In CPython, a function definition containing the yield keyword is compiled with a specific flag in its code object: CO_GENERATOR. When called, the interpreter checks for this flag and bypasses standard frame execution. Instead of executing the bytecode, it instantiates a PyGenObject which wraps the frame, arguments, and local variables, then returns it. The frame remains suspended in memory at bytecode offset 0. Execution only begins when the frame's generator is advanced via tp_iternext (triggered by next()), making error-checking lazy and temporally uncoupled from instantiation.

The Fix

Corrected pattern
Python
import os

def log_reader(filepath):
    # Eagerly validate prerequisites before entering the generator frame
    if not os.path.exists(filepath):
        raise FileNotFoundError(f"Missing log file: {filepath}")
    
    # Inner generator function to stream values
    def _generator():
        with open(filepath, 'r') as f:
            for line in f:
                yield line.strip()
    return _generator()  # Return the generator after eager checks pass

Splitting the generator function into an eager setup phase and a lazy yield phase ensures that critical preconditions, like file existence, are verified at the moment the generator object is created, allowing immediate feedback on invalid inputs, rather than deferring the error until the first iteration.

How This Fails in Real Systems

An asynchronous backup worker initialized file generators for critical configuration directories.

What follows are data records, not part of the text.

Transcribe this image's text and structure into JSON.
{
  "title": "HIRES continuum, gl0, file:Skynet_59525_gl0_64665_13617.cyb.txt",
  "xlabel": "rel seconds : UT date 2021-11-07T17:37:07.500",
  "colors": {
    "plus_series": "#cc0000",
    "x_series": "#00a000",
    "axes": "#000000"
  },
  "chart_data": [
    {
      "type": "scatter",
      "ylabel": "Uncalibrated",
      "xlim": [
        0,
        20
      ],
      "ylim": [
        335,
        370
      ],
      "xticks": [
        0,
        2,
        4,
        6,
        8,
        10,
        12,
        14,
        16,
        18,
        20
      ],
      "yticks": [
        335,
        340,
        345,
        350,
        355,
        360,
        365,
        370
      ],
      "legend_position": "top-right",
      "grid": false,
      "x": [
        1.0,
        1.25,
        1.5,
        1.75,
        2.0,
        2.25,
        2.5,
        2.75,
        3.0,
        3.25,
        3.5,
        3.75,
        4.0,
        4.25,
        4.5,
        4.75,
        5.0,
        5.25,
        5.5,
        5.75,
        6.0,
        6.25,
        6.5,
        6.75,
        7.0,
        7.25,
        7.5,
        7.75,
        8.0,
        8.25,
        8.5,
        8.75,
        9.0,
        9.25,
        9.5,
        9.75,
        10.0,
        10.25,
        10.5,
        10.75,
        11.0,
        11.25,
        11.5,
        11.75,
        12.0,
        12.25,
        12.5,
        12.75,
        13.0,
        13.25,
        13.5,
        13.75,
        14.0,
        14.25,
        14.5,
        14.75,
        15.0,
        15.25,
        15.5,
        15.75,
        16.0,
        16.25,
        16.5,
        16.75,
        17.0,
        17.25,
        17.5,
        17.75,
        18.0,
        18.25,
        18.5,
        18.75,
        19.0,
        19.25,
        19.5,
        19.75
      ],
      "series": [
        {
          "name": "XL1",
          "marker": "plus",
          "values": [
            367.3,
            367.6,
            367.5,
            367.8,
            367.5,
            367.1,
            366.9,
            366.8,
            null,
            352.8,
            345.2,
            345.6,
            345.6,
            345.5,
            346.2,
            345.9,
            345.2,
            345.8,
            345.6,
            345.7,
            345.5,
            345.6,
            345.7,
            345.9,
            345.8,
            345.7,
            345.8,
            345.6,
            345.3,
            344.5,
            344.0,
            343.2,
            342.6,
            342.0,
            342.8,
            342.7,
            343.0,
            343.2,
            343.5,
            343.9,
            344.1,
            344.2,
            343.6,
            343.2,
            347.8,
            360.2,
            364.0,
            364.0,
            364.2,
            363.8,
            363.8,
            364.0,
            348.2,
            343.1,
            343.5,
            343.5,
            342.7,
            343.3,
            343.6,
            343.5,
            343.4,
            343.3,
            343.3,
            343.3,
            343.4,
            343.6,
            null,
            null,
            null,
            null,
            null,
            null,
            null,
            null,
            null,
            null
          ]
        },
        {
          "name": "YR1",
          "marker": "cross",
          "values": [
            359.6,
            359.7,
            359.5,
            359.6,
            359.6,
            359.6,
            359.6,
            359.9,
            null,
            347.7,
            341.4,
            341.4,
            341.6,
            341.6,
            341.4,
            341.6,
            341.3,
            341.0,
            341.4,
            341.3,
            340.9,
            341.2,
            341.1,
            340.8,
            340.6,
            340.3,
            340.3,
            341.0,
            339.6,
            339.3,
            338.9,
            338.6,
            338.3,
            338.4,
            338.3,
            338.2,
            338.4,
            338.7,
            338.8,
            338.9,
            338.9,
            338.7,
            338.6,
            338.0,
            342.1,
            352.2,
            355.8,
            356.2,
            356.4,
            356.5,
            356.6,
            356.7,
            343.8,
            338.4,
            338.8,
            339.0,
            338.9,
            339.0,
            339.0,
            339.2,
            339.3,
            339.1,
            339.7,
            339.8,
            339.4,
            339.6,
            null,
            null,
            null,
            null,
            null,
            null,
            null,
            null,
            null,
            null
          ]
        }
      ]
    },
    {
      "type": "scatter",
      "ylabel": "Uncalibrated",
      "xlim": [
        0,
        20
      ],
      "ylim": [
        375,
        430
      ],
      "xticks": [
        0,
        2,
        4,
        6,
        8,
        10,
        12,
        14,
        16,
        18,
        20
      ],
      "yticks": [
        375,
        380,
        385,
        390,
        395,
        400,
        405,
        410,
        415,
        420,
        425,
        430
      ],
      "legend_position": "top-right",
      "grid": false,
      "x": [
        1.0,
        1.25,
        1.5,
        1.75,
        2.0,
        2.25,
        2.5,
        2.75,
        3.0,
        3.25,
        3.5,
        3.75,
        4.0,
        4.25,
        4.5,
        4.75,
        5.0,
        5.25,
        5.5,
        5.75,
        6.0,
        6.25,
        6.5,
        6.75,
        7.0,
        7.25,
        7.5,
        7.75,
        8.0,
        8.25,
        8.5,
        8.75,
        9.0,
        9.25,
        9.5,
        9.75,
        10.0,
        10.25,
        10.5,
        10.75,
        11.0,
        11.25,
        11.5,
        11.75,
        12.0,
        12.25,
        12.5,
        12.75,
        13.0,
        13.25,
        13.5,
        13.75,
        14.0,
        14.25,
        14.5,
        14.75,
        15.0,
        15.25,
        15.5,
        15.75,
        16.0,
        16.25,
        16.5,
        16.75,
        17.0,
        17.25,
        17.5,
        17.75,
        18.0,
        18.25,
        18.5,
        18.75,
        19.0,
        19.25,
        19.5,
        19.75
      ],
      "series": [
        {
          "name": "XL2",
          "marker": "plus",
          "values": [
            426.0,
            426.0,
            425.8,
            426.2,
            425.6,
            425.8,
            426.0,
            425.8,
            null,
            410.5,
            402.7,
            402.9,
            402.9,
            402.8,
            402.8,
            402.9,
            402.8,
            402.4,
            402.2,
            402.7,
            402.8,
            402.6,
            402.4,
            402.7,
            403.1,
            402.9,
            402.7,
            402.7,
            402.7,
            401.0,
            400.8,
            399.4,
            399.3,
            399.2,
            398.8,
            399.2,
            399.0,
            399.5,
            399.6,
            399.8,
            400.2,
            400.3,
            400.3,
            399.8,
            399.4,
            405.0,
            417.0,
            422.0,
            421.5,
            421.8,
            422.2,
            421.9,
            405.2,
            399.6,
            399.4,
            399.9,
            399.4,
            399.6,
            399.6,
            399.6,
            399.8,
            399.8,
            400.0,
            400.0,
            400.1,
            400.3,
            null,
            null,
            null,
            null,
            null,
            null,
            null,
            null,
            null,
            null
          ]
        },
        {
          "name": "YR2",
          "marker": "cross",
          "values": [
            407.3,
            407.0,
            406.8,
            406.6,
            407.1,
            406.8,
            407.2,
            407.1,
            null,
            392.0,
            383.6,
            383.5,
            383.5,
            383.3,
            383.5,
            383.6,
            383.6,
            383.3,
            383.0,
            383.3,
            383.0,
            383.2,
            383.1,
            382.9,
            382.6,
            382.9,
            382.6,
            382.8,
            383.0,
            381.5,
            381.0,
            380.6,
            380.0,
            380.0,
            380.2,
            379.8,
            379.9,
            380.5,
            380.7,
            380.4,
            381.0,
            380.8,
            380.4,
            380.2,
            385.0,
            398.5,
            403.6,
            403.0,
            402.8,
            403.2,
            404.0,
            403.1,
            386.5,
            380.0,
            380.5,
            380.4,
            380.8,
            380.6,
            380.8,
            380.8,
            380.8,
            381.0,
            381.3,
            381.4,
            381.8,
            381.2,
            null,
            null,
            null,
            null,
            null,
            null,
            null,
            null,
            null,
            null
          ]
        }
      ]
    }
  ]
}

Because exceptions were deferred until downstream iteration, the microservice started successfully, but silently failed during scheduled backup execution hours later when the missing directories caused uncaught runtime exceptions.

Key Takeaway

Always split generator functions into an eager validation stage and a lazy generator stage if prerequisites must be verified at invocation time.
Common mistake: Developers expect generator functions to execute their initial setup logic (like file existence checks) immediately upon being called, similar to regular functions.